NHS choices describes a cervical smear as “a method of detecting abnormal (pre-cancerous) cells in the cervix in order to prevent cervical cancer. The cervix is the entrance to the womb from the vagina.”

Dr Tabitha Tinker, a senior partner at Brough and South Cave Medical Practice, has advised "The risk that any cervical abnormalities have not been picked up is very low but, as a precaution, we have invited the women involved to attend for a repeat smear test.”

Dr Cheryl Lyons, a partner of the South Cave Surgery has confirmed that the staff member is no longer conducting smear tests and stated "We had discussions with this person and asked if they had any difficulties and that person was genuinely not aware that things were not as they should be”.

Dr Tim Allison, director of public health for NHS East Riding of Yorkshire, said: "We would like to reassure women the reason we are offering them a repeat test is to confirm the results of their original smear tests."

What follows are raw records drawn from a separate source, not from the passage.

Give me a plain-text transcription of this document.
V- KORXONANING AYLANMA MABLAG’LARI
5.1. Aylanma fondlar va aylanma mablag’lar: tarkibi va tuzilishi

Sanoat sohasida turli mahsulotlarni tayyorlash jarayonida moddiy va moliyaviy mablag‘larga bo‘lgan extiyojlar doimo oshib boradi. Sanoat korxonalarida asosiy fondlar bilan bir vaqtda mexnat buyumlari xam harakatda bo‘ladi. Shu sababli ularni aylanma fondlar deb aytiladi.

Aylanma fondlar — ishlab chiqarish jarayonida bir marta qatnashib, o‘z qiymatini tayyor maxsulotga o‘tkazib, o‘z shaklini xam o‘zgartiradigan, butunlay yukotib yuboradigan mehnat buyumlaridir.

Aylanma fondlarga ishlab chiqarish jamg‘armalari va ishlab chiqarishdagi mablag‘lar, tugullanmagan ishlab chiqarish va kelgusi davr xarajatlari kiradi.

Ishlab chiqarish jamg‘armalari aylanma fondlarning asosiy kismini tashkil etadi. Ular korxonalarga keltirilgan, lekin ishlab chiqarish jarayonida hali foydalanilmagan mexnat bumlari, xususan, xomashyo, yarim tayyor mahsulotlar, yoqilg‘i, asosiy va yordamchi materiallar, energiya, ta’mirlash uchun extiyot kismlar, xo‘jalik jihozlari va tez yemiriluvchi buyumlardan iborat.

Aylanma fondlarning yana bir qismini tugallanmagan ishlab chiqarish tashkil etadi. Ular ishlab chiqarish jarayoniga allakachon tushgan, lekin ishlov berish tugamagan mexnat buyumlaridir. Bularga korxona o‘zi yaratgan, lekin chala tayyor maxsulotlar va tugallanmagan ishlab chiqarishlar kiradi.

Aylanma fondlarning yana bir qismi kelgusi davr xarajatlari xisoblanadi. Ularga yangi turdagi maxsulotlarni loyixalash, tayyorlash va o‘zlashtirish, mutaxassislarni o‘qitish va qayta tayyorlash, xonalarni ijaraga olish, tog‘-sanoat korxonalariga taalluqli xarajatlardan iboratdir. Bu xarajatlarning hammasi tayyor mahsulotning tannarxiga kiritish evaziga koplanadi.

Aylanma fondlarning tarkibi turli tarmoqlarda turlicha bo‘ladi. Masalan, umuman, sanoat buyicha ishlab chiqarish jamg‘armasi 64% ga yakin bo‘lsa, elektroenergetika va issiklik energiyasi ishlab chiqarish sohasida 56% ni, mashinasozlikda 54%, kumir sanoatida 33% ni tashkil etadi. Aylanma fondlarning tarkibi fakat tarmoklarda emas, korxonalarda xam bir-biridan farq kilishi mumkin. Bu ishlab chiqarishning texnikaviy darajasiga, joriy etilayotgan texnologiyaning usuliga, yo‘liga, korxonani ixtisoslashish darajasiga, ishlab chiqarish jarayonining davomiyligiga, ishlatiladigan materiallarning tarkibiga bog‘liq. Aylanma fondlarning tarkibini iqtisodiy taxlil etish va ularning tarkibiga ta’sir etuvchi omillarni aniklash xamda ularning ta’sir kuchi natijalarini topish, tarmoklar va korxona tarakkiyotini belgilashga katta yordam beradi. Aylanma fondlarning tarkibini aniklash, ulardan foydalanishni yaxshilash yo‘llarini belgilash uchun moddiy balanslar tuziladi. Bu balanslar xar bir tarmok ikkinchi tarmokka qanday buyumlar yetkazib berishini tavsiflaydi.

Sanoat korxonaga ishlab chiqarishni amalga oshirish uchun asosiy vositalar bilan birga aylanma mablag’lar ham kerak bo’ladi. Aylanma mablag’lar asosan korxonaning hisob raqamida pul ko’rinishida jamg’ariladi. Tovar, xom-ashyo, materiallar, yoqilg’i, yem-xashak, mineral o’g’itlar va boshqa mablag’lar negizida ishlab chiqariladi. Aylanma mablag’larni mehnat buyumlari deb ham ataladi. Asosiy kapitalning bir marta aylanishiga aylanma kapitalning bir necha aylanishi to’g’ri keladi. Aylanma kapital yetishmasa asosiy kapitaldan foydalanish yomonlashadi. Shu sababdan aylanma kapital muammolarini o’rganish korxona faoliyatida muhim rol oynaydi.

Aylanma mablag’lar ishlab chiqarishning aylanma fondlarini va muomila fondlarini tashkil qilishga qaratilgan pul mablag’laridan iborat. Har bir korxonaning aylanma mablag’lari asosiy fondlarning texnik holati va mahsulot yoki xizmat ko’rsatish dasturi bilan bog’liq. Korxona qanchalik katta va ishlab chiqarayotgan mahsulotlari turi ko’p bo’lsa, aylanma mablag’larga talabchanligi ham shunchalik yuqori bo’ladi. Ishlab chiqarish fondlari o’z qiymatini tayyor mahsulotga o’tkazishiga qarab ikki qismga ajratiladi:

A cervical smear test is an important procedure to detect abnormal cells which can then be treated (if necessary) before the cells become cancerous. It is very concerning that this procedure was carried out incorrectly for this length of time, without being picked up. Hopefully, as a result of this error, none of the women involved have had abnormal cells missed. However, if this has occurred they may well have a claim for medical negligence.